As situações não acontecem por acaso. Tão pouco acredito no fatalismo do destino. Um acontecimento de momento, vem sempre na sequência de algo que antes se verificou e cria condições para um evento que se seguirá.

Aquilo a que normalmente atribuímos a qualidade de coincidência, mais não é do que verificar-se uma mesma situação em resultado de duas origens diferenciadas. Estas afirmações tem cariz pessoal, o significado que têm, passíveis de discordância, mas é o que penso sobre o assunto.

E a que propósito vêm estas lucubrações? Oram vejam...


Embevecido pelo doce ruído do mar a espraiar-se na doirada areia, “mar de damas” no dizer dos pescadores do Grande Areal, passado que foi o tempo de tempestades, de fortes rebentações, do mar de Equinócio, um homem caminhava beira-mar, olhos postos na linha do horizonte, marcada pela neblina pousada sobre o mítico Cabo Espichel.

Caminhada solitária na vastidão do areal, faz pouco tempo que o dia clareara, e somente, aqui e ali, um homem ou mulher no “arrasto” das conquilhas quebram o sossego das colónias de gaivotas que pousadas onde a onda efectua o retrocesso aguardam pacientemente a chegada dos primeiros barcos das “artes” nocturnas.

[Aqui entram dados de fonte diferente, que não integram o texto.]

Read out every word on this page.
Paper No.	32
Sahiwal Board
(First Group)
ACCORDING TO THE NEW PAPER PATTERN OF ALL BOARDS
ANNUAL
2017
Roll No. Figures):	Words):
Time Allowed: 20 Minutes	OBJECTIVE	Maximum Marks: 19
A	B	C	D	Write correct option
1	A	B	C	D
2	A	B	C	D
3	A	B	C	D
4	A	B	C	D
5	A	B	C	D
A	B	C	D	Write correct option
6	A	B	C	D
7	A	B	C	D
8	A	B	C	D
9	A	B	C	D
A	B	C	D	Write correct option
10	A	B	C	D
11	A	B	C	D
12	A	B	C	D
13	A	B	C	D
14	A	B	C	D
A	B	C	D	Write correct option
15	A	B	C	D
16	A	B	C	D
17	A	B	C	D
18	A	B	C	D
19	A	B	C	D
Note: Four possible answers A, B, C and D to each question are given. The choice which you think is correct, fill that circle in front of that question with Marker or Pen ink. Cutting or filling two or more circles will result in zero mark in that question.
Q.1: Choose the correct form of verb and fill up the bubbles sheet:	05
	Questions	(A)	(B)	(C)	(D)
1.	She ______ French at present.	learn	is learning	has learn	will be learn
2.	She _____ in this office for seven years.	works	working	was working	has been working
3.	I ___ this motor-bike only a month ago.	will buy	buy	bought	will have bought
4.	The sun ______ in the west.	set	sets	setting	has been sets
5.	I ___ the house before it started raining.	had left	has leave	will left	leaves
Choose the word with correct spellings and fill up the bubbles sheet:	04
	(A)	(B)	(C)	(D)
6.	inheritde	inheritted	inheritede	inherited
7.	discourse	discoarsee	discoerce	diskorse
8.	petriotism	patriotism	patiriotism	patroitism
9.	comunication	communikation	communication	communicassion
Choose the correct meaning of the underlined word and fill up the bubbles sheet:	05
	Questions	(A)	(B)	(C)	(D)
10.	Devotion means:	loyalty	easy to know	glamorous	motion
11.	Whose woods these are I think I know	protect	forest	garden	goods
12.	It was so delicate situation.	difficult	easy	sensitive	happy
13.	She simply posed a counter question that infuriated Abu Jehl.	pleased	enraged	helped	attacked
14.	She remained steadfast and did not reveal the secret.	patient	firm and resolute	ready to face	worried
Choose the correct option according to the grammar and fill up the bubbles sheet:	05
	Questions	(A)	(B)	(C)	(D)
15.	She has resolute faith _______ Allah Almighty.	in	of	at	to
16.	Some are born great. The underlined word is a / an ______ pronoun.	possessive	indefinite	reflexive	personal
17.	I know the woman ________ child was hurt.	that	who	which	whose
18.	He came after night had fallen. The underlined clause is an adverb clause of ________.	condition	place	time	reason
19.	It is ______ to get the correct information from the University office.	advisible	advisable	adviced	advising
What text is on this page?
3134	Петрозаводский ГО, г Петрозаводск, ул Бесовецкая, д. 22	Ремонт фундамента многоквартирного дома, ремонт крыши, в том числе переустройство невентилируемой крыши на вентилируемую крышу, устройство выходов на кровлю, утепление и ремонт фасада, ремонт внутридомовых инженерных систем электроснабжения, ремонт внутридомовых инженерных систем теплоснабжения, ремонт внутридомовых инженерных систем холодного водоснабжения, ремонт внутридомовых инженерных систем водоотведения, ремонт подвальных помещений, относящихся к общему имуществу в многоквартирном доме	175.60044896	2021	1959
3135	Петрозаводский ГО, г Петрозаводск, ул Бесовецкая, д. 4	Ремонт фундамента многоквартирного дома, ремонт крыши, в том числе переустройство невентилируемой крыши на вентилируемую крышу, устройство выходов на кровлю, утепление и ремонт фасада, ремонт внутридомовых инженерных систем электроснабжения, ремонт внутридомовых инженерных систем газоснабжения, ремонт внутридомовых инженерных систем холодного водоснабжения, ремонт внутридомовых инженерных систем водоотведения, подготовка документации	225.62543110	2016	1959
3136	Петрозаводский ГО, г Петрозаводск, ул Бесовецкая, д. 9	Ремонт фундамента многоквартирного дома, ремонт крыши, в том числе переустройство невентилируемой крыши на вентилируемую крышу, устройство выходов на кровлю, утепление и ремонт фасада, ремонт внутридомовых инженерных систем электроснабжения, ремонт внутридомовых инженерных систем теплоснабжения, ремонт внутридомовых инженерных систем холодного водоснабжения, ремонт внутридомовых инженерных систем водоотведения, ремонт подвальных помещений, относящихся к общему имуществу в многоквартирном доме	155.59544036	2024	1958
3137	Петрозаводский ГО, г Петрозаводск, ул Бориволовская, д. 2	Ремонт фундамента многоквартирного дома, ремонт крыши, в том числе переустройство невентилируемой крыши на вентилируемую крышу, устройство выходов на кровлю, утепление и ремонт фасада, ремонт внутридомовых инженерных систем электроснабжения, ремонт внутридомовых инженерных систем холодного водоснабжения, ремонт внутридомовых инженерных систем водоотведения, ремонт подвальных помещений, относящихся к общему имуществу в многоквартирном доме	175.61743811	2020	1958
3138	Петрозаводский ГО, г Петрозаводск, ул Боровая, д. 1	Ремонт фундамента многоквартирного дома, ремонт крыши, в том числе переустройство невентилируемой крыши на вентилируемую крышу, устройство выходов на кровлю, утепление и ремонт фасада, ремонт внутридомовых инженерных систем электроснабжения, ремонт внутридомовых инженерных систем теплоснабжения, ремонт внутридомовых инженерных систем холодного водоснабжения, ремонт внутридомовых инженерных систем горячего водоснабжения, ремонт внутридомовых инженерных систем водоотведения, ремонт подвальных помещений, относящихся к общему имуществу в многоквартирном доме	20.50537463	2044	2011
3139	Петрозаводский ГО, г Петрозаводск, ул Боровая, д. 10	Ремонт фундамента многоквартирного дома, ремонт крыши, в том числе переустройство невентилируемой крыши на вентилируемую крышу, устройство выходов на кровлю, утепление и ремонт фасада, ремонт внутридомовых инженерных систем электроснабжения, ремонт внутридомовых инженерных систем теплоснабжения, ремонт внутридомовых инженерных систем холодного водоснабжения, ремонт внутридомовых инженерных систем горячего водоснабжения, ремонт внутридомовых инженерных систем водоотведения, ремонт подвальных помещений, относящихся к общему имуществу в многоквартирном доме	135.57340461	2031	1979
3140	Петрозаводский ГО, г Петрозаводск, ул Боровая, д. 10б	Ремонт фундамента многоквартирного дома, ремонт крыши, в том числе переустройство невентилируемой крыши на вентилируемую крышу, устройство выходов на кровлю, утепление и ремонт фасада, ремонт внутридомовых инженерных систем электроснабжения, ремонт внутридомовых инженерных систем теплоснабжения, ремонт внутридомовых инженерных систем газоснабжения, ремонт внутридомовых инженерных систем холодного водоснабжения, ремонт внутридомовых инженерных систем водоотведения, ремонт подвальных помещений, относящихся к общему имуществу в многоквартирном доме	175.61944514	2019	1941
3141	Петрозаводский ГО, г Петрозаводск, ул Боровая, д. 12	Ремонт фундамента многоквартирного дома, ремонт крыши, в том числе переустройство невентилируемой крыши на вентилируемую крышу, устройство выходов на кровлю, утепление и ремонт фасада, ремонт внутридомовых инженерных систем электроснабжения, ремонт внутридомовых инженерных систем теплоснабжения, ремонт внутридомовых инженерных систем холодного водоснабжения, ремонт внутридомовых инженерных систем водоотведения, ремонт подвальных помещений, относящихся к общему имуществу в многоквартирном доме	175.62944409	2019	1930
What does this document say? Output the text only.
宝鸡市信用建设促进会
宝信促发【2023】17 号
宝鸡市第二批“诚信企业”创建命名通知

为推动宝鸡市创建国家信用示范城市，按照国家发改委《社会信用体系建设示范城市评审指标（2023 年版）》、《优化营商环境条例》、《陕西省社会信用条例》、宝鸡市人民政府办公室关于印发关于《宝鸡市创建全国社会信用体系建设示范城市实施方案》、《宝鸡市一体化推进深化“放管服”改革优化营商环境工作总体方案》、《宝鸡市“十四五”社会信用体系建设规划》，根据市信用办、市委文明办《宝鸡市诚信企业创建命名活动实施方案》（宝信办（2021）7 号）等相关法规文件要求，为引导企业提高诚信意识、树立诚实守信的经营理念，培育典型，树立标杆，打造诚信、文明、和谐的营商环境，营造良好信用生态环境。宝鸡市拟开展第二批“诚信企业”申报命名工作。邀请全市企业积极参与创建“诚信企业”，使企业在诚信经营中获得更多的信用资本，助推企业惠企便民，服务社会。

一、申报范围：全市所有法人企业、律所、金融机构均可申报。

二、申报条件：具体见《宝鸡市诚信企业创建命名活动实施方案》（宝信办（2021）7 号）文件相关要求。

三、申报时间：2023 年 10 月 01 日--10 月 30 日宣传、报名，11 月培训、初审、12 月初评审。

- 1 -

Iniciara a caminhada na areia, por cerca da Praia da Sereia, Waikiki de há uns anos para cá quando deixou de ser conhecida por “Praia do Garrafão”, um ano mais “bandeira azul”, respondendo ao apelo interior, teria sido sonho?, que o “empurrava” para uma conversa com o “seu” mar, confidente dos bons e maus momentos e, muito em especial, conselheiro de palavras sábias, de sentires e de quereres.


O homem do “arrasto” das conquilhas acenou-me efusivamente com um “Bom Dia!” e aquele bando de gaivotas mais perto levantou voo indo pousar uns metros mais para Sul. Respondi à saudação e fixei o meu olhar para lá do longe, além da Adiça e da Lagoa, para aquela rocha no Cabo a que muitos chamavam Pedra Mu.

Quando voltei a minha atenção para o areal descortinei lá para o termo da Praia da Nova Vaga uma silhueta feminina que como eu caminhava para Sul. Pareceu-me que mais lentamente. À minha memória imediata veio aquela flor branca, autóctone do areal, nascida e embelezada com o ar da maresia que tempos atrás havia fotografado.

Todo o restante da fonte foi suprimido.